POJ 2386 Lake Counting

此题和HDU 1241 Oil Deposites题意是一样的，区别仅仅是表示的字符不一样（一个数油田一个数水洼→_→）。（HDU 1241题目链接已附在结尾处）题意很简单，输入两个整数N和M，表示一个N行M列的一块地，由输入的'W'和'.'组成，W代表该位置是水，'.'代表该位置是干地。相连的W组成一块水洼(相连指8个方向相连，即上、下、左、右、左上、左下、右上、右下)，求出一共有多少个水洼。 经典dfs，直接看代码吧~

Lake Counting

Time Limit: 1000MS		Memory Limit: 65536K
Total Submissions: 23890		Accepted: 12067

Description

Due to recent rains, water has pooled in various places in Farmer John's field, which is represented by a rectangle of N x M (1 <= N <= 100; 1 <= M <= 100) squares. Each square contains either water ('W') or dry land ('.'). Farmer John would like to figure out how many ponds have formed in his field. A pond is a connected set of squares with water in them, where a square is considered adjacent to all eight of its neighbors. 
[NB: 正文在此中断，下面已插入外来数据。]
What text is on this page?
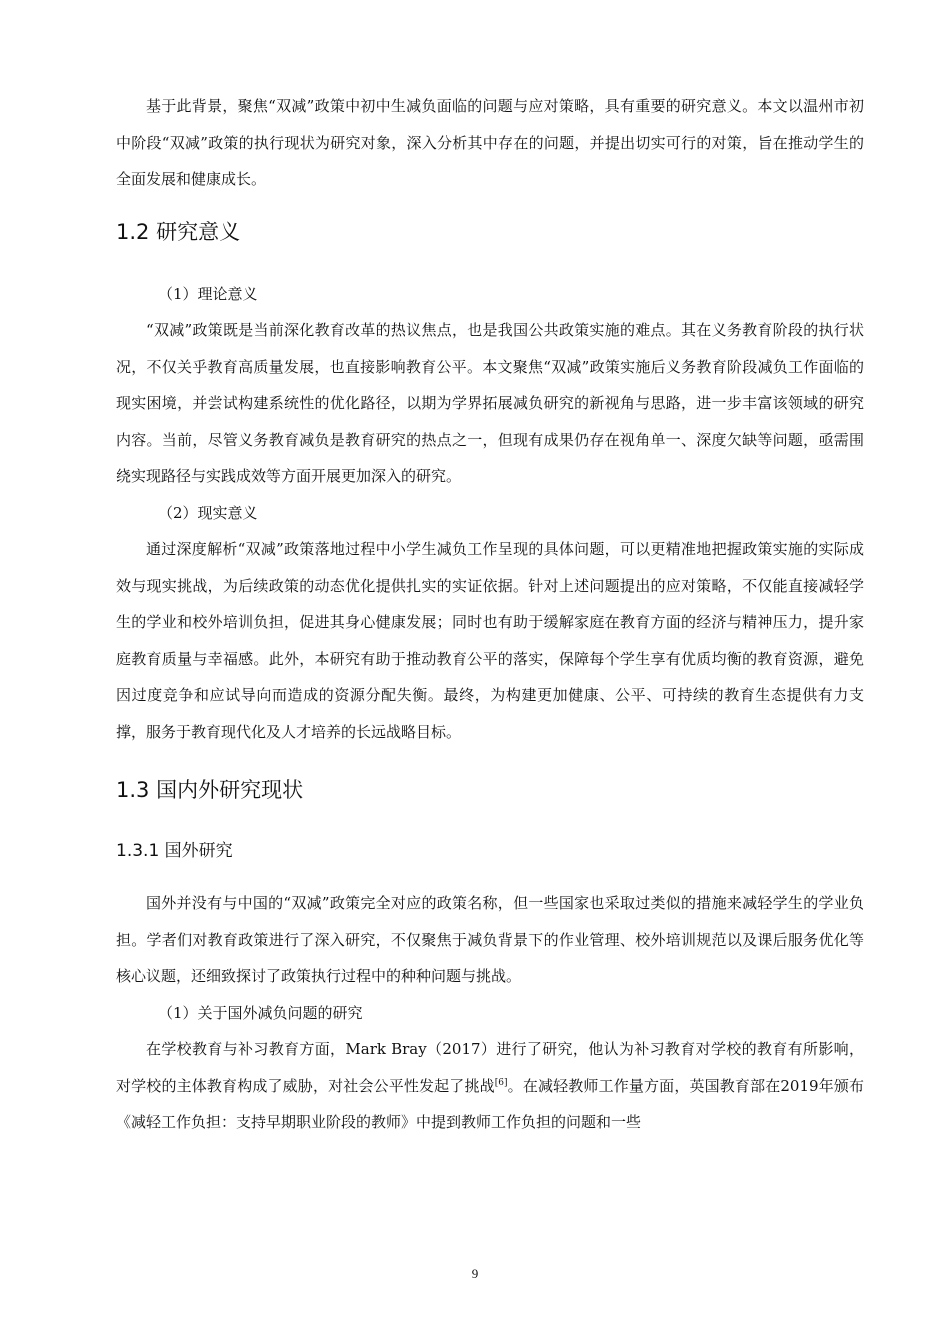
基于此背景，聚焦“双减”政策中初中生减负面临的问题与应对策略，具有重要的研究意义。本文以温州市初中阶段“双减”政策的执行现状为研究对象，深入分析其中存在的问题，并提出切实可行的对策，旨在推动学生的全面发展和健康成长。

1.2 研究意义

（1）理论意义

“双减”政策既是当前深化教育改革的热议焦点，也是我国公共政策实施的难点。其在义务教育阶段的执行状况，不仅关乎教育高质量发展，也直接影响教育公平。本文聚焦“双减”政策实施后义务教育阶段减负工作面临的现实困境，并尝试构建系统性的优化路径，以期为学界拓展减负研究的新视角与思路，进一步丰富该领域的研究内容。当前，尽管义务教育减负是教育研究的热点之一，但现有成果仍存在视角单一、深度欠缺等问题，亟需围绕实现路径与实践成效等方面开展更加深入的研究。

（2）现实意义

通过深度解析“双减”政策落地过程中小学生减负工作呈现的具体问题，可以更精准地把握政策实施的实际成效与现实挑战，为后续政策的动态优化提供扎实的实证依据。针对上述问题提出的应对策略，不仅能直接减轻学生的学业和校外培训负担，促进其身心健康发展；同时也有助于缓解家庭在教育方面的经济与精神压力，提升家庭教育质量与幸福感。此外，本研究有助于推动教育公平的落实，保障每个学生享有优质均衡的教育资源，避免因过度竞争和应试导向而造成的资源分配失衡。最终，为构建更加健康、公平、可持续的教育生态提供有力支撑，服务于教育现代化及人才培养的长远战略目标。

1.3 国内外研究现状
1.3.1 国外研究

国外并没有与中国的“双减”政策完全对应的政策名称，但一些国家也采取过类似的措施来减轻学生的学业负担。学者们对教育政策进行了深入研究，不仅聚焦于减负背景下的作业管理、校外培训规范以及课后服务优化等核心议题，还细致探讨了政策执行过程中的种种问题与挑战。

（1）关于国外减负问题的研究

在学校教育与补习教育方面，Mark Bray（2017）进行了研究，他认为补习教育对学校的教育有所影响，对学校的主体教育构成了威胁，对社会公平性发起了挑战[6]。在减轻教师工作量方面，英国教育部在2019年颁布《减轻工作负担：支持早期职业阶段的教师》中提到教师工作负担的问题和一些

9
Given a diagram of Farmer John's field, determine how many ponds he has.

Input

* Line 1: Two space-separated integers: N and M 

* Lines 2..N+1: M characters per line representing one row of Farmer John's field. Each character is either 'W' or '.'. The characters do not have spaces between them.

Output

* Line 1: The number of ponds in Farmer John's field.

Sample Input

10 12
W........WW.
.WWW.....WWW
....WW...WW.
.........WW.
.........W..
..W......W..
.W.W.....WW.
W.W.W.....W.
.W.W......W.
..W.......W.

Sample Output

3

Hint

OUTPUT DETAILS: 

There are three ponds: one in the upper left, one in the lower left,and one along the right side.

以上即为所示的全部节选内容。